Ethan Rudd,

David Krisiloff,

Daniel Olszewski,

Ed Raff,

and

James Holt

Efficient Malware Analysis Using Metric Embeddings (pdf, video)

Machine learning-based malware classification has become a key component of modern defense-in-depth strategies, with focus placed on the binary classification task of malware detection. These detection models are typically combined with other toolchains, which provide additional context necessary for triage and remediation, including detection names, capability, and type information. The resulting systems are often complex and interconnected, incurring significant technical debt, infrastructure costs, and inevitable errors.

In this paper, we examine the feasibility of using machine learning to streamline malware analysis pipelines in a manner which minimizes potential risks and costs while preserving flexibility and functionality. To this end, we explore the use of metric learning to embed malicious and benign samples in a low-dimensional vector space with enriched capability information for downstream use in a variety of applications, including detection, family classification, and malware attribute classification.

Specifically, we enrich labeling on malicious and benign PE files from the EMBER dataset using Mandiant’s CAPA tool, an open-source toolchain which uses disassembly and subject matter expert (SME) derived rules and heuristics to determine malicious capabilities. Using these CAPA labels, we derive several different types of metric embeddings utilizing an embedding neural network trained via contrastive loss, Spearman rank correlation on malware similarity, and combinations thereof.

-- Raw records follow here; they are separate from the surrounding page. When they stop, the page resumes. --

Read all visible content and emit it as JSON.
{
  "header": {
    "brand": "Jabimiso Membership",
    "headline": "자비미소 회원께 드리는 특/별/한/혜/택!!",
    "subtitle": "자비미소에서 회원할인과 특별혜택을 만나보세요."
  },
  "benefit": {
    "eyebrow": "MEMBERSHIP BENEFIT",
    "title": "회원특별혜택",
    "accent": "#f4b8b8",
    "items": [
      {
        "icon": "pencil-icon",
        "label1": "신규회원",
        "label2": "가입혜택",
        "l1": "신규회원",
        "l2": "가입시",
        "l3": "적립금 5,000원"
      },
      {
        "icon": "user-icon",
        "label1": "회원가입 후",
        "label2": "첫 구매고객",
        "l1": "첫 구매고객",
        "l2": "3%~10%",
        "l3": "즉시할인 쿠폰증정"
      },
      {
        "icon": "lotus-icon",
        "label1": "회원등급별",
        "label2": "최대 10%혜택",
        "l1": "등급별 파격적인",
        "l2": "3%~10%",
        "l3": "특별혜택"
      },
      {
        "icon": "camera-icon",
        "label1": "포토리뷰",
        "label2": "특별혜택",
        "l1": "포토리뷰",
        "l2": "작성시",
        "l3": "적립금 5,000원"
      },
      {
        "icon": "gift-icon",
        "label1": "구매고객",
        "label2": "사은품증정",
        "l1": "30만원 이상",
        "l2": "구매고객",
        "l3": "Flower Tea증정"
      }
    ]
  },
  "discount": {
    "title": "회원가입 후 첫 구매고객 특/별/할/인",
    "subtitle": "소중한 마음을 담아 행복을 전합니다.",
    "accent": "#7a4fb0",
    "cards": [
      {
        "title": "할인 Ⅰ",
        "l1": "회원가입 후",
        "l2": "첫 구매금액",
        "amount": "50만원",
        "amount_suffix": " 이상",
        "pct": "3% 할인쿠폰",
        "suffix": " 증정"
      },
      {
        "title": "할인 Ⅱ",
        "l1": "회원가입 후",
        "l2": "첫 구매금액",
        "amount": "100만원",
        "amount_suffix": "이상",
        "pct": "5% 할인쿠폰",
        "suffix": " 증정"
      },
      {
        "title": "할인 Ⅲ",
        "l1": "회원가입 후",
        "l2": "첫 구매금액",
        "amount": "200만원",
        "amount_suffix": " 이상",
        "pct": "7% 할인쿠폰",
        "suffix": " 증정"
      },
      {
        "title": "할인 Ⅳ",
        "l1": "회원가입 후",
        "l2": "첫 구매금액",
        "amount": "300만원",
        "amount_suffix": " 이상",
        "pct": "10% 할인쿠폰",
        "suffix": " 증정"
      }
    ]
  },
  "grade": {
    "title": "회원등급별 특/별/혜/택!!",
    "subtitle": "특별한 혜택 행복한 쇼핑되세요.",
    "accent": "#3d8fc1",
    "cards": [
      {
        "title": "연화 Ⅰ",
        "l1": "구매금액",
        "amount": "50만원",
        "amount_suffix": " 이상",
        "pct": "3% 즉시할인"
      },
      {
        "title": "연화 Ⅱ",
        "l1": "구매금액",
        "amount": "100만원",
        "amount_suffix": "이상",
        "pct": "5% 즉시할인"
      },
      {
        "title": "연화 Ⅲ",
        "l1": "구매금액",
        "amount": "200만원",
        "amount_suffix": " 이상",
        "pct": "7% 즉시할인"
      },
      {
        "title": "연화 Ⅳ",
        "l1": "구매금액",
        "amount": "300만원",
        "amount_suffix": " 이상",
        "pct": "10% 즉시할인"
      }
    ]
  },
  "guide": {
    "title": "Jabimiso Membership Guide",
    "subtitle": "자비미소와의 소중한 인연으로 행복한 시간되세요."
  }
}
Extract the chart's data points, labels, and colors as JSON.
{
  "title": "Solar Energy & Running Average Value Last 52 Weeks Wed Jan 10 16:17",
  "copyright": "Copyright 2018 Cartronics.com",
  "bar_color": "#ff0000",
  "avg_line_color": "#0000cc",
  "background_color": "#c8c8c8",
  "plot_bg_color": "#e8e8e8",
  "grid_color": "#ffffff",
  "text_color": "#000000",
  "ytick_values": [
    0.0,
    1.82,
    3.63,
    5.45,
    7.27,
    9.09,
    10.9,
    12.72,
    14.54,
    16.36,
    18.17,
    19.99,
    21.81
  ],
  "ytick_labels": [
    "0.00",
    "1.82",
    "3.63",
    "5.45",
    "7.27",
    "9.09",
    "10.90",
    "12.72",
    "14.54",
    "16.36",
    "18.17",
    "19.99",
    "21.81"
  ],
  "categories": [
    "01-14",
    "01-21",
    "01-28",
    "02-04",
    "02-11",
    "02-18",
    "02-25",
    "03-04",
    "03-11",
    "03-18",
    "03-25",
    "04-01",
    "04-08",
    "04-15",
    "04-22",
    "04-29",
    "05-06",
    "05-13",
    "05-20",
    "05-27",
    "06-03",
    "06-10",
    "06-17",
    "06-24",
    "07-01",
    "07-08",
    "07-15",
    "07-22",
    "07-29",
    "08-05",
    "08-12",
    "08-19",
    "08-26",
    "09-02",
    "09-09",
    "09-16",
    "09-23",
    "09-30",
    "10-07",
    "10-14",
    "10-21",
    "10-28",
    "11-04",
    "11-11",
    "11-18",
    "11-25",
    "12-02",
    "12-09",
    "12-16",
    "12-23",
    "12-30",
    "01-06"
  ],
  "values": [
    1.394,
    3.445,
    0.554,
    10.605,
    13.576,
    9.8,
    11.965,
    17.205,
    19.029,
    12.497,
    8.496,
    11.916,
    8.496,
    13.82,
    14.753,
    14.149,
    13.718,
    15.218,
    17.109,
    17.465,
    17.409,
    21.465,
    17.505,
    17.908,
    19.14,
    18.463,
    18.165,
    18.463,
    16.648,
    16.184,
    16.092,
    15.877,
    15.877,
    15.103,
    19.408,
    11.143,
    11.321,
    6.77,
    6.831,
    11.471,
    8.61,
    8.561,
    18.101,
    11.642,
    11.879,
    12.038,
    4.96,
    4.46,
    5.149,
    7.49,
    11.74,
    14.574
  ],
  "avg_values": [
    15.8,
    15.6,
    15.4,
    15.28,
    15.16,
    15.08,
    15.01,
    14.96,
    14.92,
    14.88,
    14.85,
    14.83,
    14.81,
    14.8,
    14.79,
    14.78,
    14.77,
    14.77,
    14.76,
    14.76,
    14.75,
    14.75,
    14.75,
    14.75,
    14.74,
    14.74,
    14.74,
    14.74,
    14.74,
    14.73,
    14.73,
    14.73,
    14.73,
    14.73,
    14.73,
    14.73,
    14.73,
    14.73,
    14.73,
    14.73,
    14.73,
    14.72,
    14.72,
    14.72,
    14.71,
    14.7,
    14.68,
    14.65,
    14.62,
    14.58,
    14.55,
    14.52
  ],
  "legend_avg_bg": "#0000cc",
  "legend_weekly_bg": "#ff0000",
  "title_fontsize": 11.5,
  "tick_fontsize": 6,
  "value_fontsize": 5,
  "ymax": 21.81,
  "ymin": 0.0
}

We then examine performance on a variety of transfer tasks performed on the EMBER and SOREL datasets. We show that for a variety of transfer tasks, we are able to utilize relatively low-dimensional metric embeddings with little decay in performance, which offers the potential to quickly retrain for a variety of transfer tasks. The low-dimensional representations offer added potential to significantly reduce training and storage overhead when performing retrains or transferring to additional downstream tasks.